Walter und seine Kameraden sind in einer Baracke zurückgeblieben. Walter war so krank und geschwächt, dass er sich nicht mehr aufraffen konnte, weiterzugehen und war deshalb in der Baracke geblieben. Die Baracken wurden von den Nazis blind beschossen und angezündet. Einen unter ihm liegenden Freund traf eine Kugel.

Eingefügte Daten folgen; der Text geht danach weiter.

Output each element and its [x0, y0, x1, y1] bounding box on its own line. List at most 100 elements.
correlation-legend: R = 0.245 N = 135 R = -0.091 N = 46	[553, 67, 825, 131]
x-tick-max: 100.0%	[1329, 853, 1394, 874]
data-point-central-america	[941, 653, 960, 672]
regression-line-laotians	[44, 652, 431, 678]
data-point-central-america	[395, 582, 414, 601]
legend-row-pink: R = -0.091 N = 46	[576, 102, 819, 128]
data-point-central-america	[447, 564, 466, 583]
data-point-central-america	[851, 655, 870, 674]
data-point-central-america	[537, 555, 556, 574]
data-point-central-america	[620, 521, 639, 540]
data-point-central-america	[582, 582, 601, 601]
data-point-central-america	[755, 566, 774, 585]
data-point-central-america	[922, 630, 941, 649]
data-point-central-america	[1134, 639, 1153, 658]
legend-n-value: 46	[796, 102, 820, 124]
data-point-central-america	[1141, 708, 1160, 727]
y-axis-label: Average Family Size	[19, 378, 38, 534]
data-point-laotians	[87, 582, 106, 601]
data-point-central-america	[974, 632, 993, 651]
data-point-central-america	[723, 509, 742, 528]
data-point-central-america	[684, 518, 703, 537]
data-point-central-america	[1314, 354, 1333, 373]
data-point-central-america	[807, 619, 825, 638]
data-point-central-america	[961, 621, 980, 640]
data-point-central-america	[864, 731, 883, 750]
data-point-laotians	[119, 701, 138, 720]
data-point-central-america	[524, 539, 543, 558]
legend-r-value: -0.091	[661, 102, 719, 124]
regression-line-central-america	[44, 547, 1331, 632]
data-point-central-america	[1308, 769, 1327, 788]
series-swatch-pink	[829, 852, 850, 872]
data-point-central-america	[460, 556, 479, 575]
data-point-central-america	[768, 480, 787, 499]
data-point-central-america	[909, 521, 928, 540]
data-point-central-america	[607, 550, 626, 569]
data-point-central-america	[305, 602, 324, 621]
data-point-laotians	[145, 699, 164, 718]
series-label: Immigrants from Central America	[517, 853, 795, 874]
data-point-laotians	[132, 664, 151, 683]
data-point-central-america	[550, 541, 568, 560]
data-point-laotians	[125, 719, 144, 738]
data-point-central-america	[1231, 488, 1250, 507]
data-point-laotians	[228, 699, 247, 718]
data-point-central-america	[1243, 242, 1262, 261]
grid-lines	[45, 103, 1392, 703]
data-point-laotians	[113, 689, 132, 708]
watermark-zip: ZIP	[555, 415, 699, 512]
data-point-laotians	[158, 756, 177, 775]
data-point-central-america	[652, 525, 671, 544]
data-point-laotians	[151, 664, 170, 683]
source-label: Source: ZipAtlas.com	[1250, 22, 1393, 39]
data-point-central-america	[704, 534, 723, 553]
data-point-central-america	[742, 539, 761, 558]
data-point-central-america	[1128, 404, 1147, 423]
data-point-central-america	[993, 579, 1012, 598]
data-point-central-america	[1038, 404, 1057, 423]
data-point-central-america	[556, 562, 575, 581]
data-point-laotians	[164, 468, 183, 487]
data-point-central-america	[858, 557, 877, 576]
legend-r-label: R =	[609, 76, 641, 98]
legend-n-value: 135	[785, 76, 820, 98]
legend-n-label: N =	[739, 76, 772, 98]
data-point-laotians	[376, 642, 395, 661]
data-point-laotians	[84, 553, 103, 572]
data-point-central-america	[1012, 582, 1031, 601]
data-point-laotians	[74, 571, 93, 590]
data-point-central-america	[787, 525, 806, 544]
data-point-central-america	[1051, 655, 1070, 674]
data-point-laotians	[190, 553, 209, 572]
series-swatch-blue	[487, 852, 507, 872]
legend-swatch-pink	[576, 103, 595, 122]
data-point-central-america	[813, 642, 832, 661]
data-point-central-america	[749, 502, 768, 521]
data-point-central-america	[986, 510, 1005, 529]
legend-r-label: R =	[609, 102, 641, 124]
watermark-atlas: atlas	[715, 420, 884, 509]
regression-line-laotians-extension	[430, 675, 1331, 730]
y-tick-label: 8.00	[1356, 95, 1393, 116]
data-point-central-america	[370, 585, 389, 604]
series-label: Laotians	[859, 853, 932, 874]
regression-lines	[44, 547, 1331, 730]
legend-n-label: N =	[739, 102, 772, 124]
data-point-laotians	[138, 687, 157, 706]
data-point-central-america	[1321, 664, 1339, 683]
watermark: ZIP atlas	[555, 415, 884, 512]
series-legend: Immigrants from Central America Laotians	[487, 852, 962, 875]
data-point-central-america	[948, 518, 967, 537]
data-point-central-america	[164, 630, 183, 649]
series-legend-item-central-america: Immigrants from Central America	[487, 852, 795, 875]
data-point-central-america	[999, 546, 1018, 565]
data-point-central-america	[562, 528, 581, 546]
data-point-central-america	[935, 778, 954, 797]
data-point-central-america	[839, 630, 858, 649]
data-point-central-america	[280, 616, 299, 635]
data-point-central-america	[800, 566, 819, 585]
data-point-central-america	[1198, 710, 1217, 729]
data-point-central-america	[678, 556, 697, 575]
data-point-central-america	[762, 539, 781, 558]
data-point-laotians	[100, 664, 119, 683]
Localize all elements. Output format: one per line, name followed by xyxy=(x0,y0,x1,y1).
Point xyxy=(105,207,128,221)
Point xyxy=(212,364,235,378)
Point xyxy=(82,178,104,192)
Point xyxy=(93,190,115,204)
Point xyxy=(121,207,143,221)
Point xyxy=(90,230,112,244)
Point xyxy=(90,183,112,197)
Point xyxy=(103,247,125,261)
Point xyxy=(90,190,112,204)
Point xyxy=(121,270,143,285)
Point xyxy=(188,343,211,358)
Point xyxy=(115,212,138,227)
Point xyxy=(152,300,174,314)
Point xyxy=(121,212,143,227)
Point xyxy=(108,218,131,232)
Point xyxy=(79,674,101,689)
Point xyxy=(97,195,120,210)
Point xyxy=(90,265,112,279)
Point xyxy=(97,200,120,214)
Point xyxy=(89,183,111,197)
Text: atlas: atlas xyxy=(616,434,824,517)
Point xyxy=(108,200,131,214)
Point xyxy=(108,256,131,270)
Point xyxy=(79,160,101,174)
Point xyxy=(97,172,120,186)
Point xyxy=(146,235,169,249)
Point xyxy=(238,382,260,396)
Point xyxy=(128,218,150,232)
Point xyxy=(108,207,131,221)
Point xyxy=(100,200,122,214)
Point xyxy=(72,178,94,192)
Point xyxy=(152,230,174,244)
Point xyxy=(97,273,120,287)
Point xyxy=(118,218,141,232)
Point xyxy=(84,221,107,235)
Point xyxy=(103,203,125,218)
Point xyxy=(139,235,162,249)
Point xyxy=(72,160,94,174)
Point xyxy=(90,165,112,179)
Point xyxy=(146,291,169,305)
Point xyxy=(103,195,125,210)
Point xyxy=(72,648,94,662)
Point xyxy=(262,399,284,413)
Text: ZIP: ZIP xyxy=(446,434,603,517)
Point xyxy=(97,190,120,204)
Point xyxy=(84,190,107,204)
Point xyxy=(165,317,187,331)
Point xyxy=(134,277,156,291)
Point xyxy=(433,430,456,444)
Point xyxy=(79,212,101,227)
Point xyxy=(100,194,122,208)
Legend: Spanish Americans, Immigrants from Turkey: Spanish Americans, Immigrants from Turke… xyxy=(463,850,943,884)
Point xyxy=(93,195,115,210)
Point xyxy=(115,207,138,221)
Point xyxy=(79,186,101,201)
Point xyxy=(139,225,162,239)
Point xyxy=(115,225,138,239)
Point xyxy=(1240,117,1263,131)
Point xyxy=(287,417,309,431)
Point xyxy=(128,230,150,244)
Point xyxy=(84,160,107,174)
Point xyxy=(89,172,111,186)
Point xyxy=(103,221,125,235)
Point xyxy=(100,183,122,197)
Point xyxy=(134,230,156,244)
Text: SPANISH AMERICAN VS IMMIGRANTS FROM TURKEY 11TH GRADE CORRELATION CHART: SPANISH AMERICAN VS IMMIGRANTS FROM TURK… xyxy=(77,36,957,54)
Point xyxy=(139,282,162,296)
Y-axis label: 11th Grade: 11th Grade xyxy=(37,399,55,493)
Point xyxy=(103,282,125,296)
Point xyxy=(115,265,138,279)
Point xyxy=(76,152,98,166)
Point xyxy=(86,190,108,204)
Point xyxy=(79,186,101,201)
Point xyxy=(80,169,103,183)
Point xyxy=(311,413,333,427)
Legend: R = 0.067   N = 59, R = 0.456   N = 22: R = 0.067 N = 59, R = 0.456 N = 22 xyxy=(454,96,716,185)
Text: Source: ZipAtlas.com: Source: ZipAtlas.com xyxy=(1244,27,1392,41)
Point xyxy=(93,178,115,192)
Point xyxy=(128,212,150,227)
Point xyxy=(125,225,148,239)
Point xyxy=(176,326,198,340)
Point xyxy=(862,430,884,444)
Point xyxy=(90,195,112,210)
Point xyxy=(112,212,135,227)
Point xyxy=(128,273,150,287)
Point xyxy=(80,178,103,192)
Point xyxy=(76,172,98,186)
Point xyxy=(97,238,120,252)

Als die Nazis schließlich verschwunden waren, quartierten sie sich in Ehrenforst in leerstehenden Häusern ein, legten die KZ -Kleidung ab und zogen sich erstmals wieder zivile Kleidung an. In der Nähe war ein leeres Spital. Die russischen Armeemitglieder schossen dort das Schloss der Essenskammer auf und verteilten das Essen. Ernst Sonntag konnte Russisch und erfuhr, dass die Lage vor Ort nicht so stabil sei und sie sich nach Polen absetzen sollten. Sie gingen daraufhin weiter bis nach Krakau und kamen am 23. 3. 1945 nach Kattowitz. Von dort marschierten sie weiter nach Sagam. Nach ein paar Tagen, bis im Mai 1945 der Friedensschluss kam, wurden sie dort von den Russen verpflegt.

Von dort fuhr Walter schließlich nach Cottbus und wollte anschließend noch einmal zurück nach Theresienstadt, um zu erfahren, was mit seinen Angehörigen passiert war. Er erfuhr, dass sie nach Auschwitz deportiert worden waren. Nach einem kurzen Zwischenstopp in Wien auf der Reise nach Theresienstadt, wo er sah, dass die Lage völlig desolat war, kam Walter Fantl-Brumlik später, im August 1945, erneut nach Wien zurück.

Walter versuchte sich nach dem Krieg in Wien ein neues Leben aufzubauen. Am 29. 7. 1954 heiratete er seine Frau Edith. Walter Fantl-Brumlik lebt heute noch in Wien, wo ich diesen großartigen Menschen bereits besuchen durfte.

Ich denke oft an ihn und immer, wenn ich nicht weiter weiß, sage ich mir: Dieser Mann hat so unvergleichlich vieles mehr überstanden, dann kann ich die kleinen Hürden meines Lebens auch überwinden.